Fiel colaborador durante décadas de Bento XVI, o bispo alemão Georg Gänswein não poupou esta semana críticas ao atual papa Francisco, que presidiu, nesta quinta-feira (5), o funeral do pontífice ultraconservador falecido em 31 de dezembro.
Religioso de 66 anos conhecido por sua elegância impecável e severidade doutrinária, prometeu defender o legado do papa emérito a todo custo.
Uma série de entrevistas e anúncios lançados durante a semana de luto no Vaticano, com o corpo do papa emérito sendo velado na Basílica de São Pedro, geraram polêmica.

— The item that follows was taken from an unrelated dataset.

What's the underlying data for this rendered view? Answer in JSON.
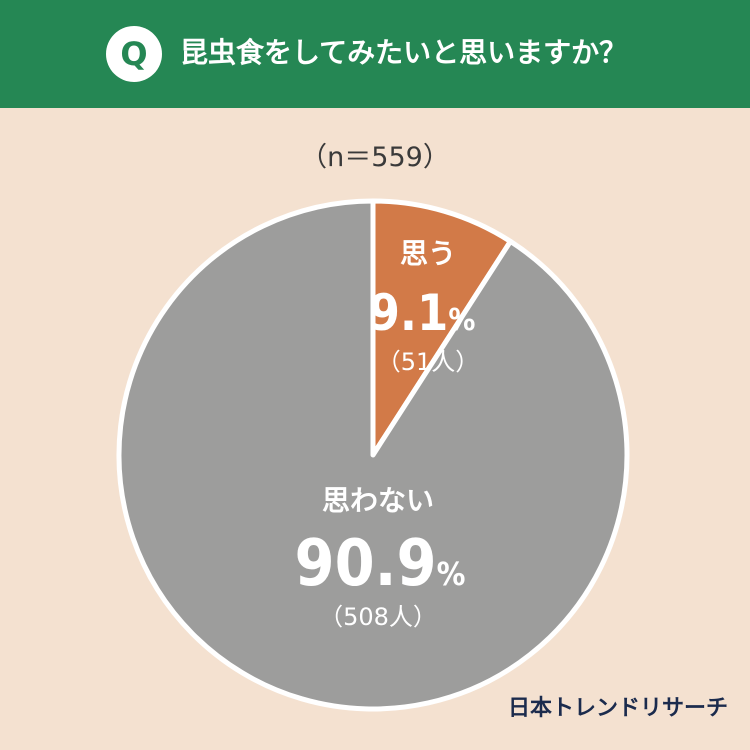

A decisão de Francisco de proibir a celebração da missa em latim, apesar de sua reintegração por Bento XVI em 2007, "partiu seu coração", revelou Gänswein em entrevista à imprensa alemã.
"Não esperava que as polêmicas estourassem tão cedo", reagiu o especialista em história das religiões, Massimo Faggioli, a respeito das críticas de Gänswein.
Em entrevista ao jornal italiano La Reppublica, divulgada em parte esta semana, o bispo sustenta que "o diabo agiu contra Bento XVI", ao falar dos "problemas" que debilitaram o pontífice emérito.
O bispo alemão, que participou da preparação do funeral e que, segundo a mídia religiosa, até escolheu a roupa com que foi sepultado em uma cripta no Vaticano, rejeita a ideia de que Joseph Ratzinger tomou a decisão de abdicar pelos escândalos sexuais, morais e econômicos que marcaram seu breve papado de oito anos.
"A palavra escândalo é um pouco forte, mas é verdade que durante o pontificado houve muitos problemas, Vatileaks [o vazamento de documentos confidenciais do papa] e depois o IOR, o banco do Vaticano", reconheceu.
"Mas é óbvio que, como diria o papa Francisco, a maldade, o perverso, o diabo, não dorme. É claro que ele sempre bate onde mais dói", declarou.
Há temores quanto ao que ele poderia revelar em seu livro de memórias sobre o chamado "mundo vaticano", que deve ser lançado ainda este mês.
- Vingança, traições e reivindicações -
Sob o título na Itália de 'Nient'altro che la veritá. La mia vita al fianco di Benedetto XVI' (Nada além da verdade. Minha vida com Bento XVI, em tradução livre), da editora Piemme, o religioso, especialista em direito canônico, oferece "um retrato íntimo", mas também um testemunho dos confrontos internos que marcaram o controverso papado.
"Estas páginas contêm um testemunho pessoal da grandeza de um homem calmo, estudioso, um cardeal e um papa que fez história", comentou a editora.
"É também uma narrativa em primeira pessoa que tenta esclarecer alguns aspectos incompreendidos de seu pontificado e descrever o verdadeiro mundo do Vaticano por dentro", alertou.
"Gänswein conhece muitos dos segredos e dos 'pecados' da Cúria do Vaticano. Ele os usará para defender a memória do papa emérito?", questiona Jesús Bastante, observador atento dos assuntos do Vaticano.
"Logo veremos se as memórias de Gänswein são uma reivindicação de sua vida, e a do papa emérito, ou um 'acerto de contas' perante os 'traidores' que permitiram a renúncia e a solidão do homem que, com sua renúncia, abriu um novo marco na história milenar da Igreja", escreveu.
Por enquanto, o religioso se limitou a narrar e descrever alguns dos momentos mais intensos que viveu desde que conheceu o prestigiado teólogo e cardeal pela primeira vez em 1995, até ser eleito papa e depois abdicar, tornando-se o primeiro pontífice em quase 600 anos a renunciar.
"Fui o último, aquele que apagou as luzes quando Bento XVI deixou o Vaticano. Foi um momento muito emocionante e muito triste", confessou o religioso na entrevista.
Muitos lembram, de fato, das imagens ao vivo das lágrimas de Gänswein na época, o símbolo de uma vida dedicada ao papa ultraconservador.